President Obama and Amelia Boyton Robinson among marchers Recongizing Selma 50th Anniversary on Edmund Pettus Bridge

The NAACP Legal Defense & Educational Fund, Inc. (LDF) is profoundly saddened to learn of the passing of Amelia Boynton Robinson, a courageous, iconic founder of the voting rights movement and former LDF client. 

As a strong supporter of voting rights in Selma, Alabama in the early 1960’s, Mrs. Robinson was responsible for bringing national civil rights leaders like Dr. Martin Luther King, Jr. and John Lewis to Selma to secure voting rights for Alabama citizens. She helped to plan the march across the Edmund Pettus Bridge and was herself beaten unconscious by local law enforcement officials when she participated in the march on Bloody Sunday. Immediately thereafter, she and John Lewis and Hosea Williams filed a federal lawsuit to secure their right to march across the Bridge without violence and interference; LDF represented her in the case. When U.S District Court Judge Frank Johnson ruled for Mrs. Robinson, he asked LDF to draw up the logistical plan for the march on her behalf; the march proceeded peacefully on March 21, 1965. These historic events gave rise to the passage of the Voting Rights Act later that year. This month, the nation celebrated the fiftieth anniversary of the signing into law of the Voting Rights Act by President Lyndon B. Johnson, with Amelia Boynton Robinson at his side.

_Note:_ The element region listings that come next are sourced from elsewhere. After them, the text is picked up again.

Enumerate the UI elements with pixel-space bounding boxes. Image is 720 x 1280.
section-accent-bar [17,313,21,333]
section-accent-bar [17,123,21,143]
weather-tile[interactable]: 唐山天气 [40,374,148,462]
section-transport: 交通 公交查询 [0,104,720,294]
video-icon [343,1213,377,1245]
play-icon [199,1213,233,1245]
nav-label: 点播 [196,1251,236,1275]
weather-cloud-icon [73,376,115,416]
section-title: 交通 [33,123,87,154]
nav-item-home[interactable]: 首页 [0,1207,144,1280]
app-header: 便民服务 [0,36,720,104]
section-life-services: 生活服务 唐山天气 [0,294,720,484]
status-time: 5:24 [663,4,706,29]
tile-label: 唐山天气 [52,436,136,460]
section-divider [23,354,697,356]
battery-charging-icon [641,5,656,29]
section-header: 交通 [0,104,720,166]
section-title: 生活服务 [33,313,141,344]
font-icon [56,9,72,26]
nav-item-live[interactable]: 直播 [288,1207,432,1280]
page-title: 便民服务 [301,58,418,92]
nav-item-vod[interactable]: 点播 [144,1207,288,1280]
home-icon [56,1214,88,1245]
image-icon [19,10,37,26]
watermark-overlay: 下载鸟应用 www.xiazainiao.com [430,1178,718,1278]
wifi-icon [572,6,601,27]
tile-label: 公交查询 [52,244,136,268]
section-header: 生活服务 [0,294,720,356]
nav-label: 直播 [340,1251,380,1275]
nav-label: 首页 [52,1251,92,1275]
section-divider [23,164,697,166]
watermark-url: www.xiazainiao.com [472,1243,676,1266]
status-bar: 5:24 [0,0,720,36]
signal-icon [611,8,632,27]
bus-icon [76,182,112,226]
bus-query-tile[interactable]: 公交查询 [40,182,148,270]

“It is difficult to express the great debt our nation owes to Mrs. Robinson for her courage, vision and perseverance” said Sherrilyn Ifill, LDF’s President and Director-Counsel. “She epitomizes the bravery and leadership of committed individuals living in the South who risked everything, including their lives, to strengthen our democracy by insisting on full participation for all citizens. We were proud to represent her 50 years ago in the Selma march case, and we are just as proud of her today.

Even before the Voting Rights Act was passed, Mrs. Robinson ran for Congress from Alabama making her the first AfricanAmerican woman ever to do so. She also influenced and inspired generations of activists, including her own son Bruce Boynton, whom LDF represented. After Mr. Boynton attempted to sit in a whites-only section of a bus terminal restaurant in Richmond, Virginia, he was arrested, charged with trespassing, and fined. Led by Thurgood Marshall, LDF won the case in the U.S. Supreme Court, Boynton v. Virginia, which desegregated facilities related to interstate transportation.

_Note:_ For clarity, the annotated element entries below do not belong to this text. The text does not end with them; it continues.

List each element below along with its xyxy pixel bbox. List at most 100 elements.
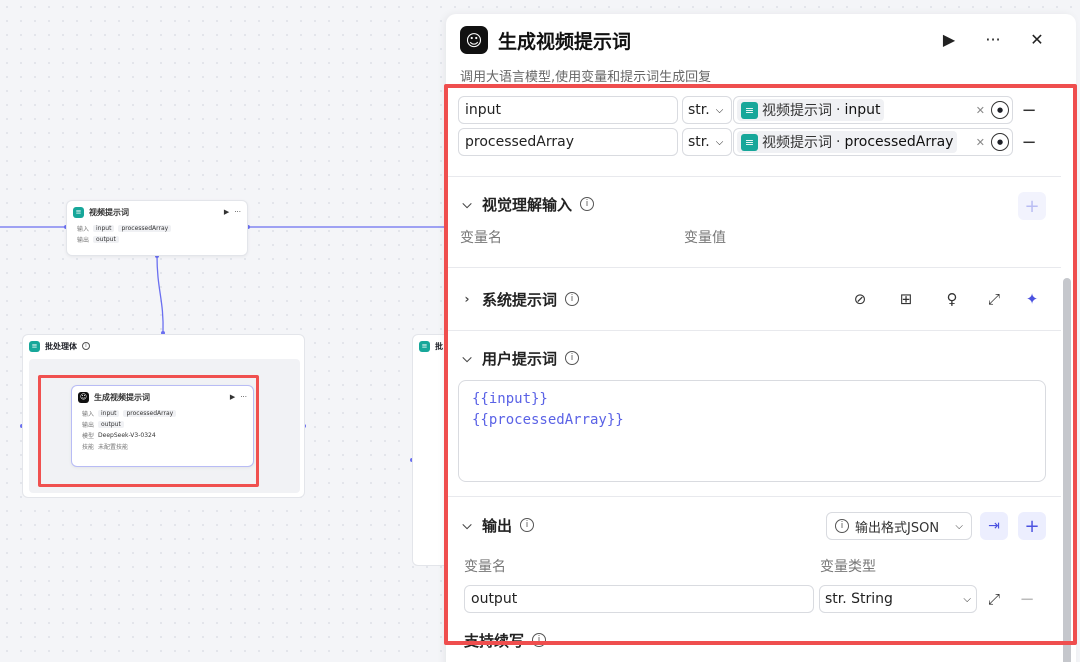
type-value: str. String — [825, 591, 893, 607]
target-icon[interactable]: ● — [991, 133, 1009, 151]
info-icon: i — [82, 342, 90, 350]
remove-var-button[interactable]: − — [1020, 128, 1038, 156]
chevron-down-icon: ⌵ — [955, 520, 963, 532]
group-title: 批 — [435, 341, 443, 351]
expand-icon[interactable]: ⤢ — [983, 588, 1005, 610]
chevron-down-icon: ⌵ — [462, 196, 472, 211]
library-icon[interactable]: ⊞ — [895, 288, 917, 310]
panel-description: 调用大语言模型,使用变量和提示词生成回复 — [460, 70, 712, 85]
import-button[interactable]: ⇥ — [980, 512, 1008, 540]
compass-icon[interactable]: ⊘ — [849, 288, 871, 310]
add-vision-var-button[interactable]: + — [1018, 192, 1046, 220]
col-var-value: 变量值 — [684, 230, 726, 246]
section-title: 视觉理解输入 — [482, 195, 573, 214]
info-icon: i — [532, 633, 547, 647]
target-icon[interactable]: ● — [991, 101, 1009, 119]
ref-separator: · — [836, 102, 841, 118]
section-output-header[interactable]: ⌵ 输出 i — [460, 513, 535, 537]
section-system-prompt-header[interactable]: › 系统提示词 i — [460, 287, 580, 311]
col-var-name: 变量名 — [460, 230, 502, 246]
layers-icon: ≡ — [741, 101, 758, 119]
info-icon: i — [565, 351, 580, 365]
input-var-row: input str. ⌵ ≡ 视频提示词 · input ✕ ● − — [458, 96, 1048, 124]
input-chip: processedArray — [118, 225, 172, 232]
col-var-type: 变量类型 — [820, 559, 876, 575]
input-var-row: processedArray str. ⌵ ≡ 视频提示词 · processed… — [458, 128, 1048, 156]
ref-var-name: input — [844, 102, 881, 118]
input-chip: input — [93, 225, 115, 232]
output-var-type-select[interactable]: str. String ⌵ — [819, 585, 977, 613]
divider — [446, 176, 1061, 177]
add-output-button[interactable]: + — [1018, 512, 1046, 540]
group-title: 批处理体 — [45, 341, 77, 351]
bot-logo-icon: ☺ — [460, 26, 488, 54]
section-vision-header[interactable]: ⌵ 视觉理解输入 i — [460, 192, 595, 216]
reference-chip: ≡ 视频提示词 · processedArray — [737, 131, 958, 153]
var-name-input[interactable]: processedArray — [458, 128, 678, 156]
var-type-select[interactable]: str. ⌵ — [682, 96, 732, 124]
highlight-box-node — [38, 375, 259, 487]
reference-chip: ≡ 视频提示词 · input — [737, 99, 885, 121]
section-title: 系统提示词 — [482, 290, 558, 309]
node-inputs-row: 输入 input processedArray — [67, 223, 247, 234]
layers-icon: ≡ — [73, 206, 84, 218]
chevron-down-icon: ⌵ — [963, 593, 971, 605]
prompt-line: {{processedArray}} — [472, 412, 624, 428]
node-video-prompt[interactable]: ≡ 视频提示词 ▶ ··· 输入 input processedArray 输出… — [66, 200, 248, 256]
inputs-label: 输入 — [77, 226, 90, 233]
chevron-down-icon: ⌵ — [462, 350, 472, 365]
panel-scroll-area[interactable]: input str. ⌵ ≡ 视频提示词 · input ✕ ● − proces… — [446, 90, 1076, 662]
output-var-name-input[interactable]: output — [464, 585, 814, 613]
more-button[interactable]: ··· — [982, 28, 1004, 50]
node-settings-panel: ☺ 生成视频提示词 ▶ ··· ✕ 调用大语言模型,使用变量和提示词生成回复 i… — [446, 14, 1076, 662]
group-header: ≡ 批处理体 i — [23, 335, 304, 357]
info-icon: i — [580, 197, 595, 211]
panel-title: 生成视频提示词 — [498, 30, 632, 53]
col-var-name: 变量名 — [464, 559, 506, 575]
ref-separator: · — [836, 134, 841, 150]
divider — [446, 267, 1061, 268]
panel-actions: ▶ ··· ✕ — [938, 28, 1048, 50]
info-icon: i — [520, 518, 535, 532]
type-value: str. — [688, 102, 710, 118]
section-title: 用户提示词 — [482, 349, 558, 368]
var-reference-input[interactable]: ≡ 视频提示词 · input ✕ ● — [733, 96, 1013, 124]
user-prompt-editor[interactable]: {{input}} {{processedArray}} — [458, 380, 1046, 482]
more-icon[interactable]: ··· — [234, 208, 241, 216]
var-name-input[interactable]: input — [458, 96, 678, 124]
node-outputs-row: 输出 output — [67, 234, 247, 245]
section-user-prompt-header[interactable]: ⌵ 用户提示词 i — [460, 346, 580, 370]
panel-scrollbar[interactable] — [1063, 278, 1071, 662]
remove-var-button[interactable]: − — [1020, 96, 1038, 124]
prompt-line: {{input}} — [472, 391, 548, 407]
var-type-select[interactable]: str. ⌵ — [682, 128, 732, 156]
expand-icon[interactable]: ⤢ — [983, 288, 1005, 310]
node-header: ≡ 视频提示词 ▶ ··· — [67, 201, 247, 223]
outputs-label: 输出 — [77, 237, 90, 244]
output-format-select[interactable]: i 输出格式JSON ⌵ — [826, 512, 972, 540]
ref-var-name: processedArray — [844, 134, 954, 150]
ref-node-name: 视频提示词 — [762, 135, 832, 151]
lightbulb-icon[interactable]: ♀ — [941, 288, 963, 310]
var-reference-input[interactable]: ≡ 视频提示词 · processedArray ✕ ● — [733, 128, 1013, 156]
sparkle-icon[interactable]: ✦ — [1021, 288, 1043, 310]
section-continuation-header[interactable]: 支持续写 i — [464, 628, 547, 652]
chevron-down-icon: ⌵ — [715, 104, 724, 116]
info-icon: i — [565, 292, 580, 306]
play-icon[interactable]: ▶ — [224, 208, 229, 216]
clear-icon[interactable]: ✕ — [976, 104, 985, 117]
clear-icon[interactable]: ✕ — [976, 136, 985, 149]
divider — [446, 496, 1061, 497]
divider — [446, 330, 1061, 331]
remove-output-button[interactable]: − — [1018, 585, 1036, 613]
chevron-right-icon: › — [464, 292, 470, 306]
chevron-down-icon: ⌵ — [462, 517, 472, 532]
node-title: 视频提示词 — [89, 207, 129, 217]
layers-icon: ≡ — [29, 340, 40, 352]
ref-node-name: 视频提示词 — [762, 103, 832, 119]
section-title: 输出 — [482, 516, 513, 535]
close-button[interactable]: ✕ — [1026, 28, 1048, 50]
run-button[interactable]: ▶ — [938, 28, 960, 50]
layers-icon: ≡ — [741, 133, 758, 151]
type-value: str. — [688, 134, 710, 150]
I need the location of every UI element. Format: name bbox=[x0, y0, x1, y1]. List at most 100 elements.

In a statement on Mrs. Robinson’s passing, President Barack Obama remarked: Fifty years ago, [Amelia Boynton Robinson] marched in Selma, and the quiet heroism of those marchers helped pave the way for the landmark Voting Rights Act. But for the rest of her life, she kept marching to make sure the law was upheld, and barriers to the polls torn down. And America is so fortunate she did.

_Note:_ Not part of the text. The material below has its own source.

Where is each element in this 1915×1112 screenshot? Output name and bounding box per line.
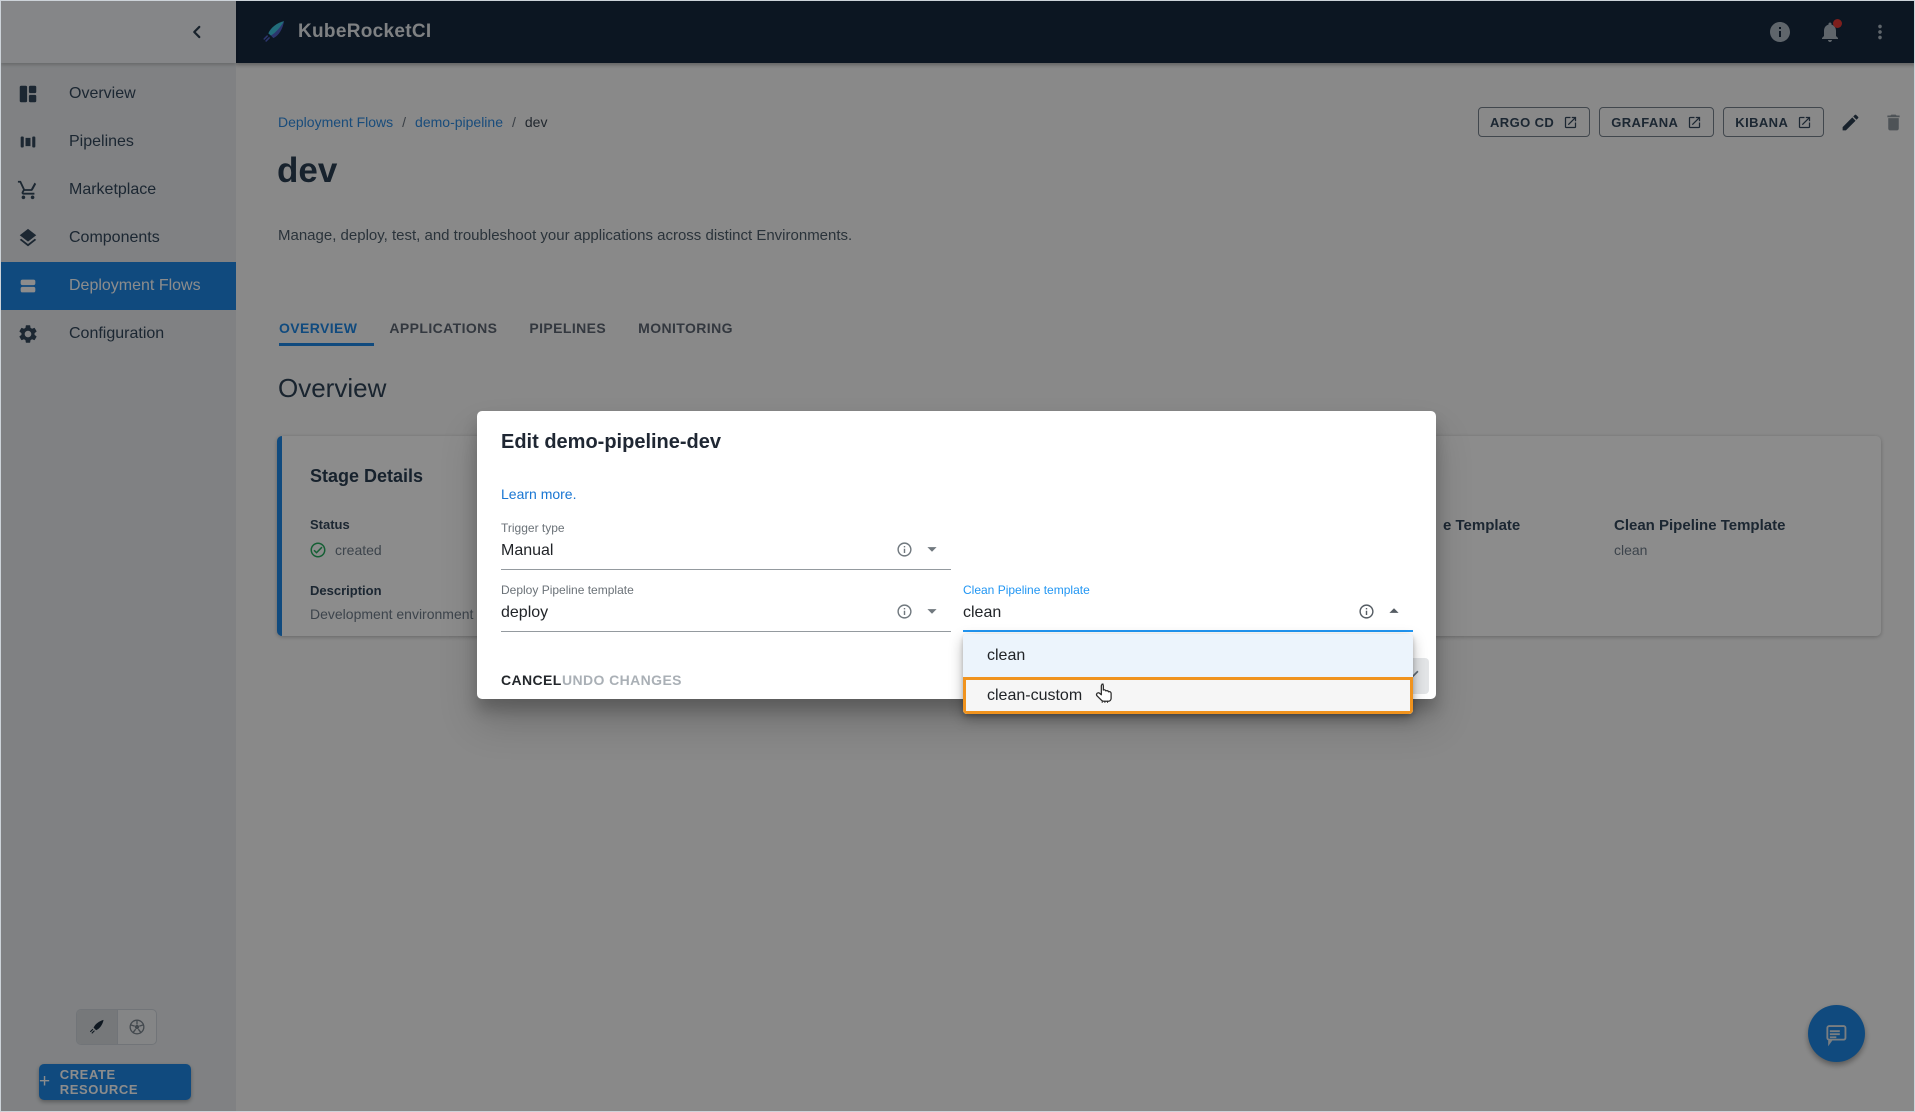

LDF is incredibly appreciative of the lifetime of sacrifice which our former client, Amelia Boynton Robinson, gave to the civil rights movement. We extend our deepest condolences to her family and loved ones. Her legacy as a leader is a formidable one and will live on in our work and the work of so many others. We are eternally grateful for her contribution to our democracy.  


The NAACP Legal Defense and Educational Fund, Inc. (LDF) is not a part of the National Association for the Advancement of Colored People (NAACP) although LDF was founded by the NAACP and shares its commitment to equal rights. Since 1957, LDF has been a completely separate organization.